Design consultant Alex Salway, from Daring Design UK, designed the interior of Erskine Court for Southampton City Council; a ‘housing with care’ facility designed for the over-55s and one of the first of its kind in Southern England.
Residents have access to care 24/7 if they need it, while also maintaining their independence and having space in which to socialise and be part of a community.
Alex said: ‘The theme of the building was to bring the outside in, something Forbo’s product range allowed me to do with their impressive range of colours. Owing to my research into creating a positive environment for the elderly, I opted for Forbo’s Flotex Metro collection for this project as not only was the colour range vast, but it’s also Allergy UK approved, which is suitable for an environment where a healthy indoor environment is of upmost importance for resident’s well-being.’
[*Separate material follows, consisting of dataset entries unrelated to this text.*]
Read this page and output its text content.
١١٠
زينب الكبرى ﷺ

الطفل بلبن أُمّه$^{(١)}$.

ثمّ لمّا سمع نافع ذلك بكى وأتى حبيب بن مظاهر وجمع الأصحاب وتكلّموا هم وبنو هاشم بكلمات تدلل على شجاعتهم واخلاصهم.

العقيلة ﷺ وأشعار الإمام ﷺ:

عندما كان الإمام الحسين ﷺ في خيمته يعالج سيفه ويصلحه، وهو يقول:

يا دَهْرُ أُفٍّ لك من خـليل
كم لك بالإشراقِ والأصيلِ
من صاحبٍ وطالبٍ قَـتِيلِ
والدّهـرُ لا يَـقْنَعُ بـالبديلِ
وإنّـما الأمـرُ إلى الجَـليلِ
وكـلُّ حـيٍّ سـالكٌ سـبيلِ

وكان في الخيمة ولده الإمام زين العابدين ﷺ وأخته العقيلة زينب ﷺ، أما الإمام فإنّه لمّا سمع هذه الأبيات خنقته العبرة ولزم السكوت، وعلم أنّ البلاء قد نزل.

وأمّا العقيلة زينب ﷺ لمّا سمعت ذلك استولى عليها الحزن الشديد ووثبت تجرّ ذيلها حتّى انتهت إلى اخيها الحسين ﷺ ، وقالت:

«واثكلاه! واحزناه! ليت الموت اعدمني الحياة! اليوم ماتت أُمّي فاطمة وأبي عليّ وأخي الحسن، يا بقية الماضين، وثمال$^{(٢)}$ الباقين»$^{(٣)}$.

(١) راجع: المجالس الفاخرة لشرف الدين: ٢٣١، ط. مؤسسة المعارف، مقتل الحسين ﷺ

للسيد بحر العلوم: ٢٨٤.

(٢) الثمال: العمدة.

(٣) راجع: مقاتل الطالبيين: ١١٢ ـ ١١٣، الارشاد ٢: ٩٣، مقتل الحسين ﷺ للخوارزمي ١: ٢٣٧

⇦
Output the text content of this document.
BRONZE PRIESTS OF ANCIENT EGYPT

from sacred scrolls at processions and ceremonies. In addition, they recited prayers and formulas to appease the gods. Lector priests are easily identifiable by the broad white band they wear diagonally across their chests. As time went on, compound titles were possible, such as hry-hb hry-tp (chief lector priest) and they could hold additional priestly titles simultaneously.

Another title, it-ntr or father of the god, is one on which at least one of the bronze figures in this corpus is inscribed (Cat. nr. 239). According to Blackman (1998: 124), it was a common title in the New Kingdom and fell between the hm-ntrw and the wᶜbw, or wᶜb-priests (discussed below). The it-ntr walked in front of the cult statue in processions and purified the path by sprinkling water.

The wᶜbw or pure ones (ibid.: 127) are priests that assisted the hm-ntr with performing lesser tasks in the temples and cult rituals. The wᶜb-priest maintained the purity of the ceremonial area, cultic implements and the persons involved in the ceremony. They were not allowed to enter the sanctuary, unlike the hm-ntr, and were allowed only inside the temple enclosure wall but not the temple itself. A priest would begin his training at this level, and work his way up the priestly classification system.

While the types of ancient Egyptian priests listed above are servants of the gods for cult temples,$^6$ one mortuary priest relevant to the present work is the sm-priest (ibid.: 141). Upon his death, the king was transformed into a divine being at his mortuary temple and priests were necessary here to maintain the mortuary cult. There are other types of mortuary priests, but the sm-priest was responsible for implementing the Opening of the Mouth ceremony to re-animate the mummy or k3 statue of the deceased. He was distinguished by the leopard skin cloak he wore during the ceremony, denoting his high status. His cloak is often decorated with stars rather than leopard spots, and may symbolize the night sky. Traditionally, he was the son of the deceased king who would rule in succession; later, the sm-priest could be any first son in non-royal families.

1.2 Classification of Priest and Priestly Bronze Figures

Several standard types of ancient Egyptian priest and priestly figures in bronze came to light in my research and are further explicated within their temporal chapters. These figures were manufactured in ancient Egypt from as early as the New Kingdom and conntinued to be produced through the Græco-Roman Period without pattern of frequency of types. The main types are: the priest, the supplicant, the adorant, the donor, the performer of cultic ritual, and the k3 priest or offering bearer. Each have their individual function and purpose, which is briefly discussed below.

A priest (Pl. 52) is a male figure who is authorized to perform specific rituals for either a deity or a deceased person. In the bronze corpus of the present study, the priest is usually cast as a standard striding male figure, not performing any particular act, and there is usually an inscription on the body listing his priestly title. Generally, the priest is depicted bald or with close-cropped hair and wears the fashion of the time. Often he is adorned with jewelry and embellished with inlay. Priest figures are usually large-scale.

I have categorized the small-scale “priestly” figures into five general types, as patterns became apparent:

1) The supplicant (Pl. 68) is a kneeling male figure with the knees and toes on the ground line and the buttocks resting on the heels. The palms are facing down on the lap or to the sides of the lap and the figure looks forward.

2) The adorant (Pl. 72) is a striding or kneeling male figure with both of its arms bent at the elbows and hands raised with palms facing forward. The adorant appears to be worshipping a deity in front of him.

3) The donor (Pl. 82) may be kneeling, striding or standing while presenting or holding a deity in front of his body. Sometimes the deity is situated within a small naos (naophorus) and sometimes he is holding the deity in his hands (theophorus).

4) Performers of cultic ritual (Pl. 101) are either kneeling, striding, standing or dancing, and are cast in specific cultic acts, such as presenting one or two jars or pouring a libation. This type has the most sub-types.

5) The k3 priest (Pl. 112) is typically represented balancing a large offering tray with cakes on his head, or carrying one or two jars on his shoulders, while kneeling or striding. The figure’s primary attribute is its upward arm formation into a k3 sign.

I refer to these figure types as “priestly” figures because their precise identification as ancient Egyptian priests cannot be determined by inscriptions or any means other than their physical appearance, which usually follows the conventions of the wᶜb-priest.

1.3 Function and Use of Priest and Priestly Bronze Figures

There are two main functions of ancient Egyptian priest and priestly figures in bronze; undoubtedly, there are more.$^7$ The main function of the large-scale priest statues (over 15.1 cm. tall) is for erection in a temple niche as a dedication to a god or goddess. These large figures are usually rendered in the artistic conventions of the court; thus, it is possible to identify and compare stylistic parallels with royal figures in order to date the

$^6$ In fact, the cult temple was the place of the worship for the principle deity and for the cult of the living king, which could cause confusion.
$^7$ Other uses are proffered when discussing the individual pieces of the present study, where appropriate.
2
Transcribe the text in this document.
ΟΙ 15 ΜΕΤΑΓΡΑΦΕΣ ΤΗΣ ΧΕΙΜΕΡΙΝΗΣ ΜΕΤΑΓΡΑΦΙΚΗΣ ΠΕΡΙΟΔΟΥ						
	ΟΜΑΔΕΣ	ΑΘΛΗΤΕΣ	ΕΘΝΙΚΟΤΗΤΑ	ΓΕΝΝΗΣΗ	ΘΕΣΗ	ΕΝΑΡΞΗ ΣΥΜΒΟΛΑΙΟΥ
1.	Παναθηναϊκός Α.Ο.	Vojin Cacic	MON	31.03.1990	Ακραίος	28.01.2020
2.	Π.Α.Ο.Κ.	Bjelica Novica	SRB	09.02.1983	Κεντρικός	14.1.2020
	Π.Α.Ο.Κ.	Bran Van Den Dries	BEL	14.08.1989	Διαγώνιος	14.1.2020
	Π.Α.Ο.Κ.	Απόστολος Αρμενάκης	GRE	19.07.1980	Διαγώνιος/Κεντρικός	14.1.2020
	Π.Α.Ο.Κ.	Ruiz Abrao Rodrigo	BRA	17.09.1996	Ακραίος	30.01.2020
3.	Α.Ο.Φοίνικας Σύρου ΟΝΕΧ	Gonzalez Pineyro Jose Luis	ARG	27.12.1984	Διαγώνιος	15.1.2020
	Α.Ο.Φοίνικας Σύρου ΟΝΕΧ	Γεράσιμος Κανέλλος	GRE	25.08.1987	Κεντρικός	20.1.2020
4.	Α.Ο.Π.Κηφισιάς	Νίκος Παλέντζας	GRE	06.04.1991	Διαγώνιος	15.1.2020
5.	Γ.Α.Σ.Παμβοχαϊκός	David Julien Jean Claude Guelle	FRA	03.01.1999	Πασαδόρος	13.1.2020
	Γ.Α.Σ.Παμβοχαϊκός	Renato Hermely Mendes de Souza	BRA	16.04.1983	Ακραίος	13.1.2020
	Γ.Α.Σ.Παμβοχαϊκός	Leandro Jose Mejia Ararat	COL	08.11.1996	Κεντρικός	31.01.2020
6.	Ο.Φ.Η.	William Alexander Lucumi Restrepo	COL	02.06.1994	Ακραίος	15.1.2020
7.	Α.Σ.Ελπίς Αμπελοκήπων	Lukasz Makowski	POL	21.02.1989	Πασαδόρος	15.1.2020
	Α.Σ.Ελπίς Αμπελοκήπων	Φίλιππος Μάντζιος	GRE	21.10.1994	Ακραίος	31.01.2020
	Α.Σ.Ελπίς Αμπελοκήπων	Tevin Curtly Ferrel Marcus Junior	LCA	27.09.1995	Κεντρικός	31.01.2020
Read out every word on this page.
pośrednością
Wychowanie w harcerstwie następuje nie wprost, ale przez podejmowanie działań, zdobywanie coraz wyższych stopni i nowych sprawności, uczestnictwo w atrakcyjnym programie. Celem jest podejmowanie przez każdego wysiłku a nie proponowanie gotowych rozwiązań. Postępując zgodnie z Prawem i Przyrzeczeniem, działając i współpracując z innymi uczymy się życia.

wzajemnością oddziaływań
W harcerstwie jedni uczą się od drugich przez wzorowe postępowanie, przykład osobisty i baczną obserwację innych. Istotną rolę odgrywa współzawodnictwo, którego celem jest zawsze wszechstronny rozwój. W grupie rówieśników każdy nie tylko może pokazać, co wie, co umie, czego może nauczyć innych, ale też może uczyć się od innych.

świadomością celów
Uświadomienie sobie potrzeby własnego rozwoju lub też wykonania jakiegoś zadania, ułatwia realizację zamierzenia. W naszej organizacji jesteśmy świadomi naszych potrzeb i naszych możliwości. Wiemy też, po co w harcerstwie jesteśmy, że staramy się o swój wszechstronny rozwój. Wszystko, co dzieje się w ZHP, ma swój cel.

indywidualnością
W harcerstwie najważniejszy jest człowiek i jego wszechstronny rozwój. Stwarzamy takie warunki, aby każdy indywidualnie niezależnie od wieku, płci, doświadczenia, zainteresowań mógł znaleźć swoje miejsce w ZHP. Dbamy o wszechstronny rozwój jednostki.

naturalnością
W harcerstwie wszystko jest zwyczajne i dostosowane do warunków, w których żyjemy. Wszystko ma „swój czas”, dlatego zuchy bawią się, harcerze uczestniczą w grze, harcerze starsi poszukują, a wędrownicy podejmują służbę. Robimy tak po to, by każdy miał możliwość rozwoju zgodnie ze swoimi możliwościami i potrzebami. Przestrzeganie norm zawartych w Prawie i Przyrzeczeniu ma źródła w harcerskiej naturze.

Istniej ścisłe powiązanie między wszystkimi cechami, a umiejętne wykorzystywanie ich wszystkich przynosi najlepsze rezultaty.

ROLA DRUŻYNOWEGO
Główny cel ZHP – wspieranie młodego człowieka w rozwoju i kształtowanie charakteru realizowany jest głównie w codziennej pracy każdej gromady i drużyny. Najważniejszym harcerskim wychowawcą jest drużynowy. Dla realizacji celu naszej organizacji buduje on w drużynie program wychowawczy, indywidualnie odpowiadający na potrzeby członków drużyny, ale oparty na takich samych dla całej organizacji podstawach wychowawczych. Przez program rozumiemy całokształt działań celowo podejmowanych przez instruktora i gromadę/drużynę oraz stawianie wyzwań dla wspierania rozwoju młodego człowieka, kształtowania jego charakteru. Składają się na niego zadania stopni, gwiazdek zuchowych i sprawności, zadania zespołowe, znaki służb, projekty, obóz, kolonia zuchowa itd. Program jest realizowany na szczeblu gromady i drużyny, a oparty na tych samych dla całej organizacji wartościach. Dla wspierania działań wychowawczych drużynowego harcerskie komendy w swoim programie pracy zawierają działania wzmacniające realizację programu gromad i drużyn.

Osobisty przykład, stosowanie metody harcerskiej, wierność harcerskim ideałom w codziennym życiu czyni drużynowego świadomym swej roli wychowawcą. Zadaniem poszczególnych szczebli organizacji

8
Spanning three floors, the Flotex Metro was used in various colours to easily distinguish each floor for the residents, and help them identify their own floor and apartment; it was installed in the breakout areas of each floor and in each lift and stair landing area.
With its green tones, the Citrus colourway was used on the ground-floor to represent leafy grass, therefore allowing residents to recognise this as the lowest level in the building.
Then, Tangerine, a shade of orange, was used on the first floor to represent earth; and the blue shade Petrol was used to represent the sky, to help residents recognise that they were on the top floor.